Where You Should Eat Tonight and What You Should Order

Where You Should Eat Tonight and What You Should Order
Jennifer Silverberg

Verbatim text exchange with our s.o. on a recent Friday as Gut Check slouched home from the blogger salt mines for the weekend:

Gut Check: driving home right now

S.O.: I'm blank on dinner ideas

Gut Check: am at the whole fds intersection

S.O.: Still blank

Yes, we all have issues. Some of them, though, have relatively simple solutions. Which brings us to a new weekly Friday-afternoon Gut Check feature:

"Where You Should Eat Tonight and What You Should Order"

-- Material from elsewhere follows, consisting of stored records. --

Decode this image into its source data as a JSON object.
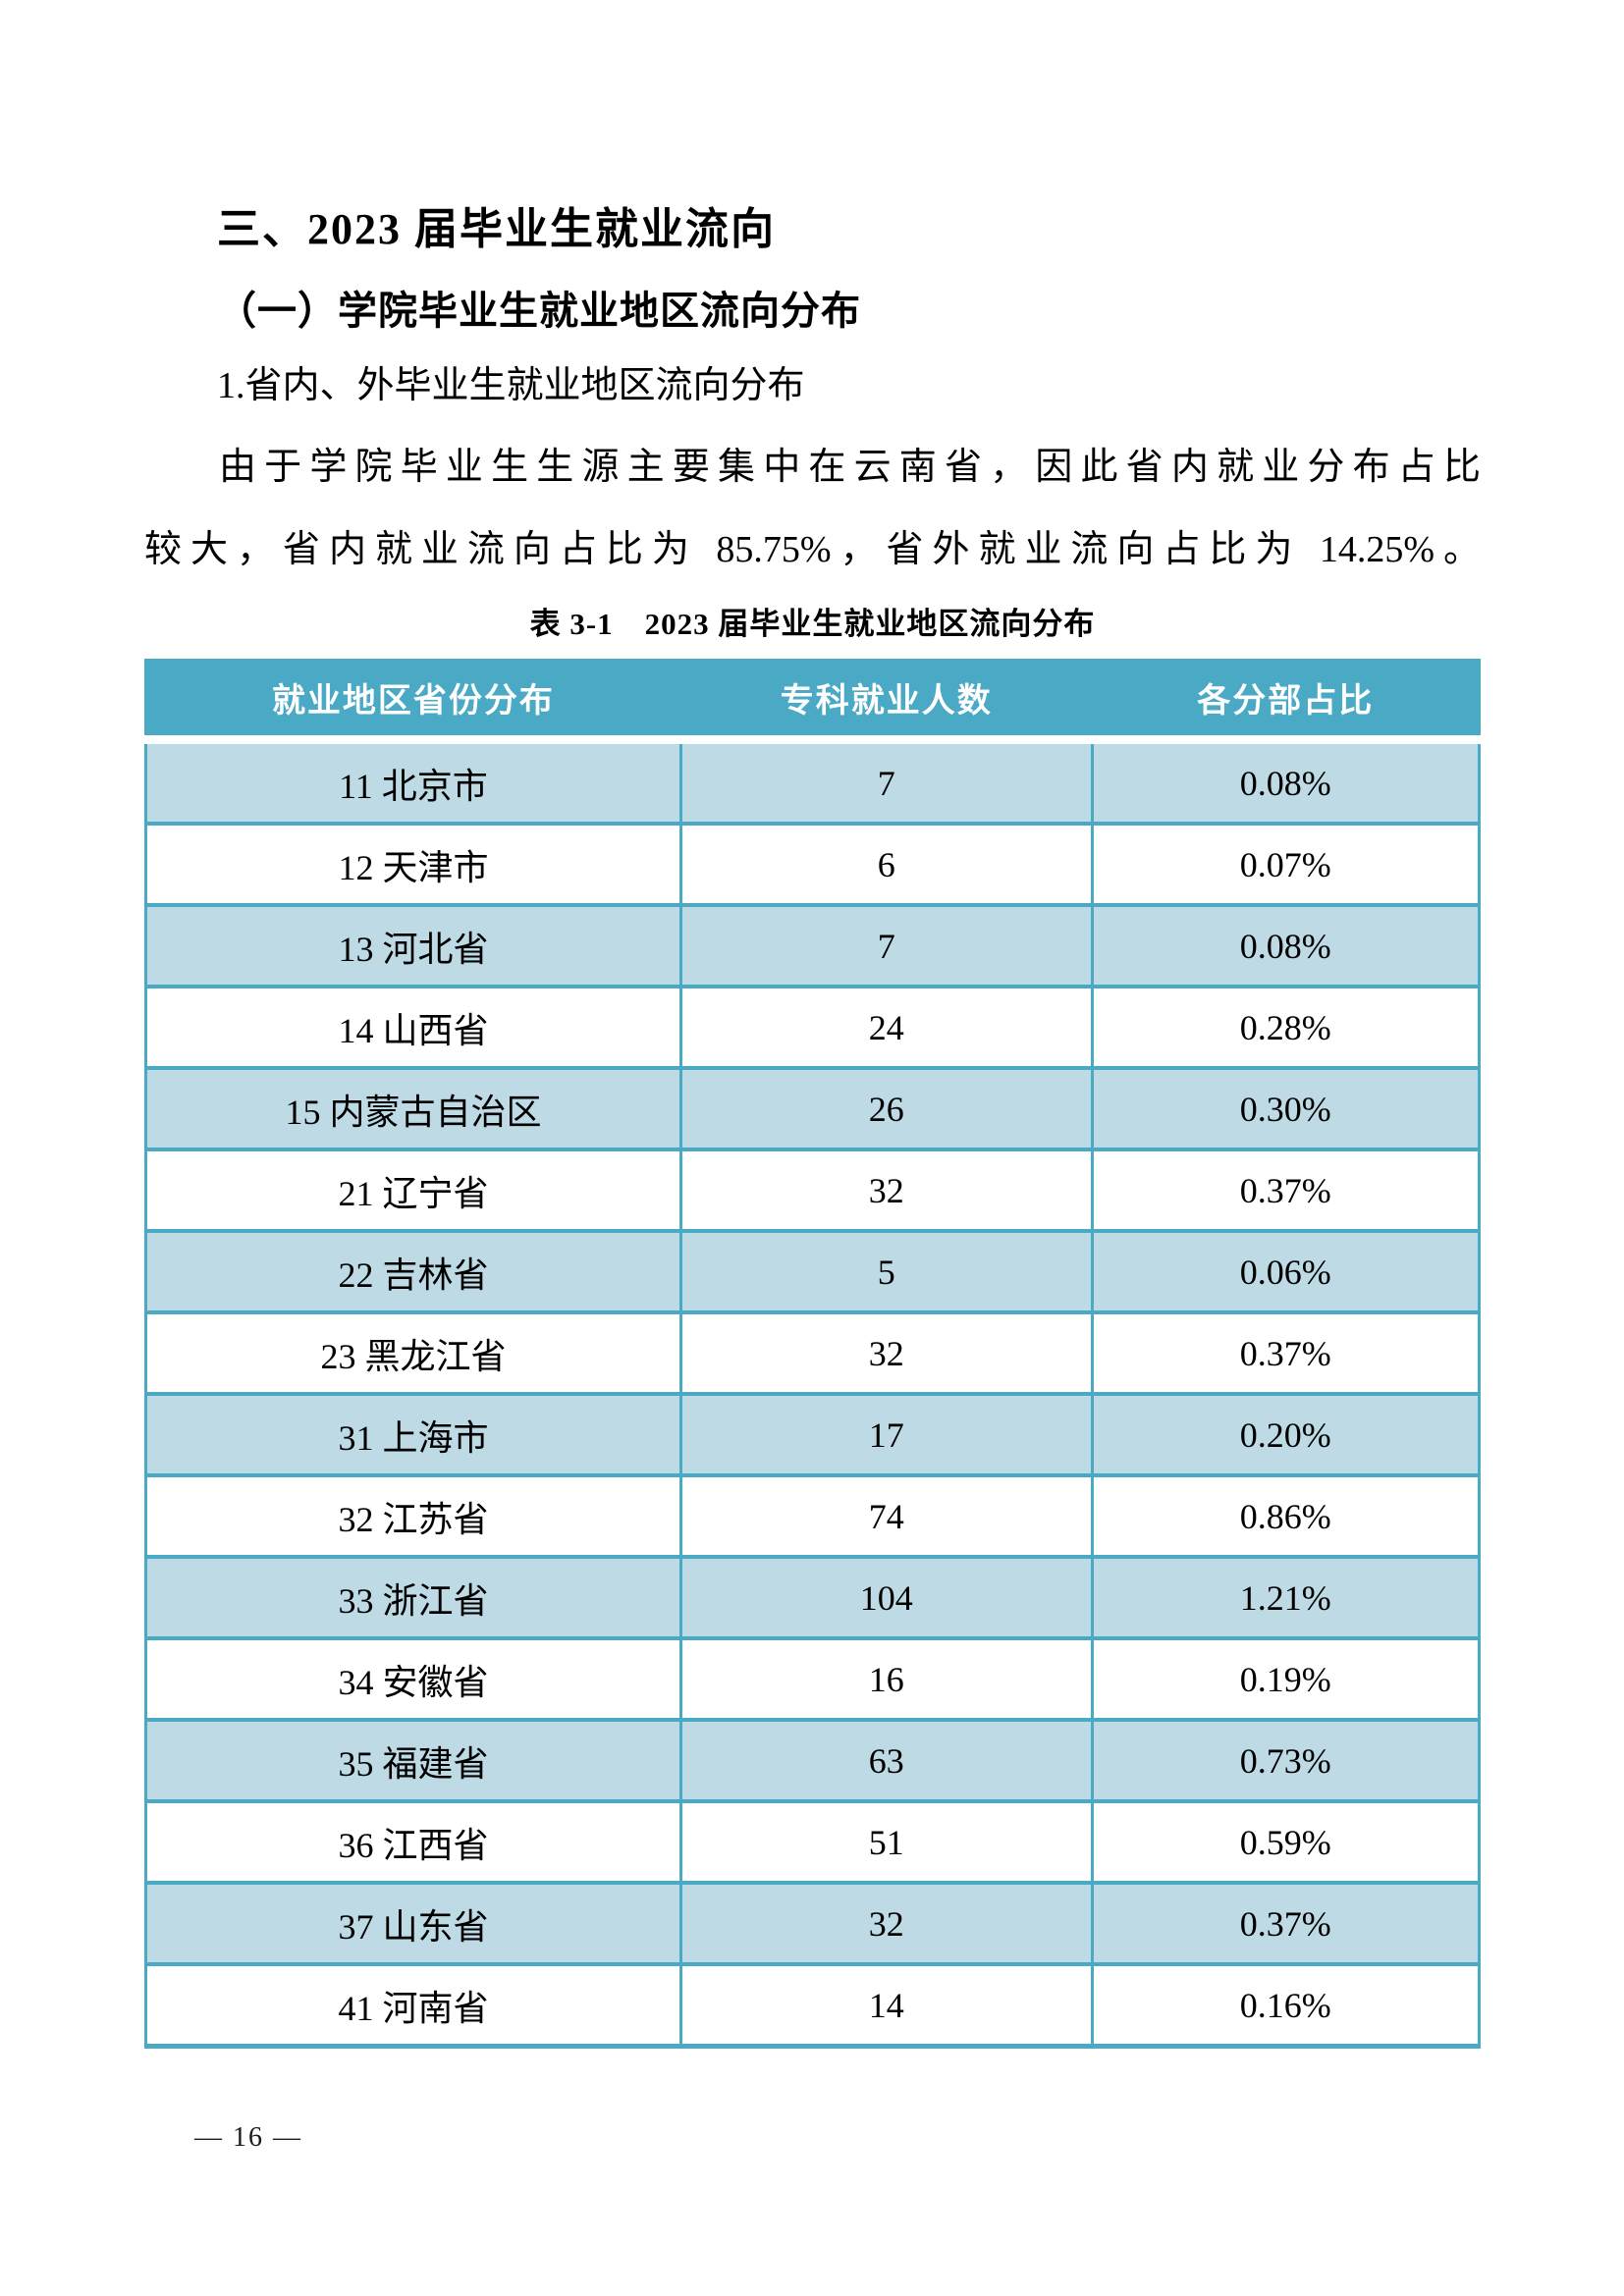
{
  "headings": {
    "h1": "三、2023 届毕业生就业流向",
    "h2": "（一）学院毕业生就业地区流向分布",
    "h3": "1.省内、外毕业生就业地区流向分布"
  },
  "paragraph": {
    "line1": "由于学院毕业生生源主要集中在云南省，因此省内就业分布占比",
    "line2": "较大，省内就业流向占比为 85.75%，省外就业流向占比为 14.25%。"
  },
  "table": {
    "caption": "表 3-1　2023 届毕业生就业地区流向分布",
    "columns": [
      "就业地区省份分布",
      "专科就业人数",
      "各分部占比"
    ],
    "rows": [
      [
        "11 北京市",
        "7",
        "0.08%"
      ],
      [
        "12 天津市",
        "6",
        "0.07%"
      ],
      [
        "13 河北省",
        "7",
        "0.08%"
      ],
      [
        "14 山西省",
        "24",
        "0.28%"
      ],
      [
        "15 内蒙古自治区",
        "26",
        "0.30%"
      ],
      [
        "21 辽宁省",
        "32",
        "0.37%"
      ],
      [
        "22 吉林省",
        "5",
        "0.06%"
      ],
      [
        "23 黑龙江省",
        "32",
        "0.37%"
      ],
      [
        "31 上海市",
        "17",
        "0.20%"
      ],
      [
        "32 江苏省",
        "74",
        "0.86%"
      ],
      [
        "33 浙江省",
        "104",
        "1.21%"
      ],
      [
        "34 安徽省",
        "16",
        "0.19%"
      ],
      [
        "35 福建省",
        "63",
        "0.73%"
      ],
      [
        "36 江西省",
        "51",
        "0.59%"
      ],
      [
        "37 山东省",
        "32",
        "0.37%"
      ],
      [
        "41 河南省",
        "14",
        "0.16%"
      ]
    ],
    "colors": {
      "header_bg": "#4aa9c4",
      "header_text": "#ffffff",
      "row_bg": "#ffffff",
      "row_alt_bg": "#bddae5",
      "border": "#4aa9c4"
    }
  },
  "page": {
    "number_label": "— 16 —"
  }
}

It's just what it sounds like: Each week we'll supply the name of one of our favorite St. Louis restaurants and a dish or two we -- in consultation with the chef -- highly recommend you try.

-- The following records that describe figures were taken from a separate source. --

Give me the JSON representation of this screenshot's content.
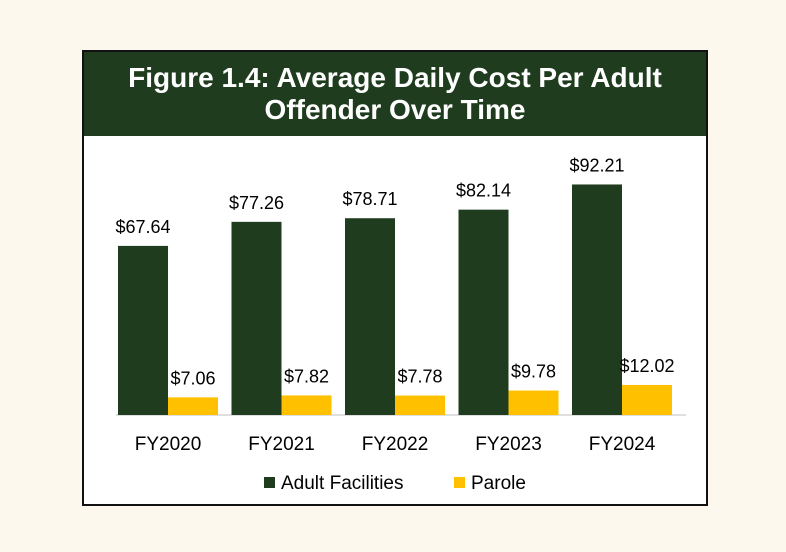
{
  "colors": {
    "title_banner": "#1f3d1e",
    "adult_facilities": "#1f3d1e",
    "parole": "#ffc000"
  },
  "chart_data": {
    "type": "bar",
    "title": "Figure 1.4: Average Daily Cost Per Adult Offender Over Time",
    "categories": [
      "FY2020",
      "FY2021",
      "FY2022",
      "FY2023",
      "FY2024"
    ],
    "series": [
      {
        "name": "Adult Facilities",
        "values": [
          67.64,
          77.26,
          78.71,
          82.14,
          92.21
        ],
        "labels": [
          "$67.64",
          "$77.26",
          "$78.71",
          "$82.14",
          "$92.21"
        ],
        "color": "#1f3d1e"
      },
      {
        "name": "Parole",
        "values": [
          7.06,
          7.82,
          7.78,
          9.78,
          12.02
        ],
        "labels": [
          "$7.06",
          "$7.82",
          "$7.78",
          "$9.78",
          "$12.02"
        ],
        "color": "#ffc000"
      }
    ],
    "ylim": [
      0,
      100
    ],
    "grid": false,
    "legend_position": "bottom"
  }
}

(Note: Significant other not required. In fact, even if you are so equipped, feel free to fly solo. Like we said: We all have issues.)

This week Gut Check suggests Sameem Afghan Restaurant (4341 Manchester Avenue; 314-534-9500). The Afghan, Persian and Indian cuisine served here is an RFT favorite, and we're pretty certain you'll love it too.

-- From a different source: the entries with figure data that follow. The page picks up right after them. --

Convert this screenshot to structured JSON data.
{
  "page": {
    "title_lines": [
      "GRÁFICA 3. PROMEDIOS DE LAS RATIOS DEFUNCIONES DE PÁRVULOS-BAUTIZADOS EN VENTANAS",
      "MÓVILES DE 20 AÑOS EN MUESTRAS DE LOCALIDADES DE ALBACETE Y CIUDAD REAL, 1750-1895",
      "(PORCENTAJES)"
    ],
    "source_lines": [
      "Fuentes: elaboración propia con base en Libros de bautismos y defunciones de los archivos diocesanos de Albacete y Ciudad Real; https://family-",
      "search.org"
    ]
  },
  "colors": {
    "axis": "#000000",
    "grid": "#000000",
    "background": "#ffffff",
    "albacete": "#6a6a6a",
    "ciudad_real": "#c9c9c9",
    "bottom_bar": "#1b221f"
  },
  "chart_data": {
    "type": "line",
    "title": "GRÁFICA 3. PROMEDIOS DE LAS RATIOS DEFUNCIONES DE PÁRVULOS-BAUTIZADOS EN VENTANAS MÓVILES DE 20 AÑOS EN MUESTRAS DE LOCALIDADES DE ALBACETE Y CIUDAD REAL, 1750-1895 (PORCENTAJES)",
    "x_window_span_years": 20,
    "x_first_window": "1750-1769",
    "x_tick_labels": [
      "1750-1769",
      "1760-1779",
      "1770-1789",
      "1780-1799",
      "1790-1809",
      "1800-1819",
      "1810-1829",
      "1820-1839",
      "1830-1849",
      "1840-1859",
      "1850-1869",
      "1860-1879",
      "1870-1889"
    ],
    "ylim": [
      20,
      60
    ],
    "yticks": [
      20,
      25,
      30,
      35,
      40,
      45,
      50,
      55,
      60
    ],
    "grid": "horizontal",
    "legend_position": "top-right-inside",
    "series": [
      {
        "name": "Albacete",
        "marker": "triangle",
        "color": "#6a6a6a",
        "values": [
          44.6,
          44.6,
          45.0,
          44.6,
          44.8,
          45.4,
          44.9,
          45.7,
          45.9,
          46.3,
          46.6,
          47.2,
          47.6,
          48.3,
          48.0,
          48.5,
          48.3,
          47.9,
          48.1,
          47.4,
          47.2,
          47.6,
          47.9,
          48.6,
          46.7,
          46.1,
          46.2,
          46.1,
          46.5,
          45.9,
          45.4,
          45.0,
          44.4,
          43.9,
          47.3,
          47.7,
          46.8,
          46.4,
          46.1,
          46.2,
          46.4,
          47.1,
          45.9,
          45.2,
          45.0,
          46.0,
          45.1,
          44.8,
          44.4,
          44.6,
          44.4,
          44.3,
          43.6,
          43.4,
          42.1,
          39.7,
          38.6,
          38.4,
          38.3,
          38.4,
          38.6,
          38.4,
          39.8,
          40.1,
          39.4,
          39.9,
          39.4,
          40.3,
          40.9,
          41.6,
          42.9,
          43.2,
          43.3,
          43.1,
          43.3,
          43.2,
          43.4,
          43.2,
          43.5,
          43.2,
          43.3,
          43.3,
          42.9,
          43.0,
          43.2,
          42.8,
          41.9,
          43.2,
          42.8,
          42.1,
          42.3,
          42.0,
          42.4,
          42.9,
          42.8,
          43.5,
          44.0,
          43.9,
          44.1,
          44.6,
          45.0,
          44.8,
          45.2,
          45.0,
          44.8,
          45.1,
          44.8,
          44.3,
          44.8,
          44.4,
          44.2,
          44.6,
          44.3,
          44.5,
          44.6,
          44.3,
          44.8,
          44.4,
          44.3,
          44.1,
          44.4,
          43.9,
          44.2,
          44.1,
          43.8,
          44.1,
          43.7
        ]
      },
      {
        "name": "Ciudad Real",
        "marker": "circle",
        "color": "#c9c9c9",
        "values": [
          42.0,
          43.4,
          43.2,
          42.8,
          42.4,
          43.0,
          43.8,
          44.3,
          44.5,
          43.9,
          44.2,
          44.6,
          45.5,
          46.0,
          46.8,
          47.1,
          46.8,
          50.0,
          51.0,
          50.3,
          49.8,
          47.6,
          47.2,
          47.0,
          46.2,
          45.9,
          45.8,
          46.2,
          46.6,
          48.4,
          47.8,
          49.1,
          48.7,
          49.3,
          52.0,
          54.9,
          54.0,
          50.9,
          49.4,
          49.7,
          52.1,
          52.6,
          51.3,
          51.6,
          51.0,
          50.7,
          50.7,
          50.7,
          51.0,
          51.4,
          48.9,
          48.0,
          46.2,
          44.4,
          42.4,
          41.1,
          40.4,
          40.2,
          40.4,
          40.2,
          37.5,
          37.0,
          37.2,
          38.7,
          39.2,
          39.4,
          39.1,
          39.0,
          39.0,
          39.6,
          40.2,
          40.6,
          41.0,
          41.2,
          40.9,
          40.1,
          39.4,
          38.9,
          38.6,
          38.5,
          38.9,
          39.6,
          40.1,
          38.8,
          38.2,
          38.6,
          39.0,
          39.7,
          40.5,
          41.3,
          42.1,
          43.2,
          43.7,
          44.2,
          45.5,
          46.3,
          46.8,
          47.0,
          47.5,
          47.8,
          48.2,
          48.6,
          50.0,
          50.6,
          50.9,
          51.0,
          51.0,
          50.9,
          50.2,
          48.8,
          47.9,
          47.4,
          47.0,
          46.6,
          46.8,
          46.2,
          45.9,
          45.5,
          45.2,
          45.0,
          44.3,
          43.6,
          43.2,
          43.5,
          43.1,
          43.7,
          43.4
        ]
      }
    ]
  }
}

Lamb Qabelli Palau from Sameem Afghan Restaurant. - Jennifer Silverberg
Jennifer Silverberg
Lamb Qabelli Palau from Sameem Afghan Restaurant.

We caught up with owner Qayum Mohammad and asked him to dish about his current top dishes.

Mohammad and his wife do most of the cooking, and though they love to experiment and come up with new items for the menu, they're partial to the classics. Mohammad recommends chicken teekah masala. The dish comes with your choice of chicken, shrimp or veggies in a "zesty, creamy tomato sauce," but chicken is the most popular iteration.

"It's so unique here," he says. "I came up with it myself. It's a very upscale version."

Mohammad takes chicken tenderloin kabobs and grills them in house-made teekah masala sauce. The sauce is made from pureed tomatoes -- "I never use tomato sauce!" Mohammad says -- and all the spices used are hand ground in the Sameem kitchen.

The chicken teekah masala is one of Sameem's best-selling dishes, as is his other suggestion this week: lamb qabelli palau, a traditional Afghan dish with basmati rice and slivers of carrots and raisins. It's traditionally served family style, but single portions are available.

To create this dish, Mohammad explains that the lamb is braised until it is "fork tender."

"You can hold it in front of a flame, and it'll fall apart," he says. "It's 100% very traditional Afghani food. It's like the cheeseburger of the U.S."

He says the unusual pairing of carrots and raisins mellows the richness and gameyness of the lamb. "It just adds a really wonderful character."

And how should you wash down an Afghani feast? Sameem's organic green tea flavored with cardamom.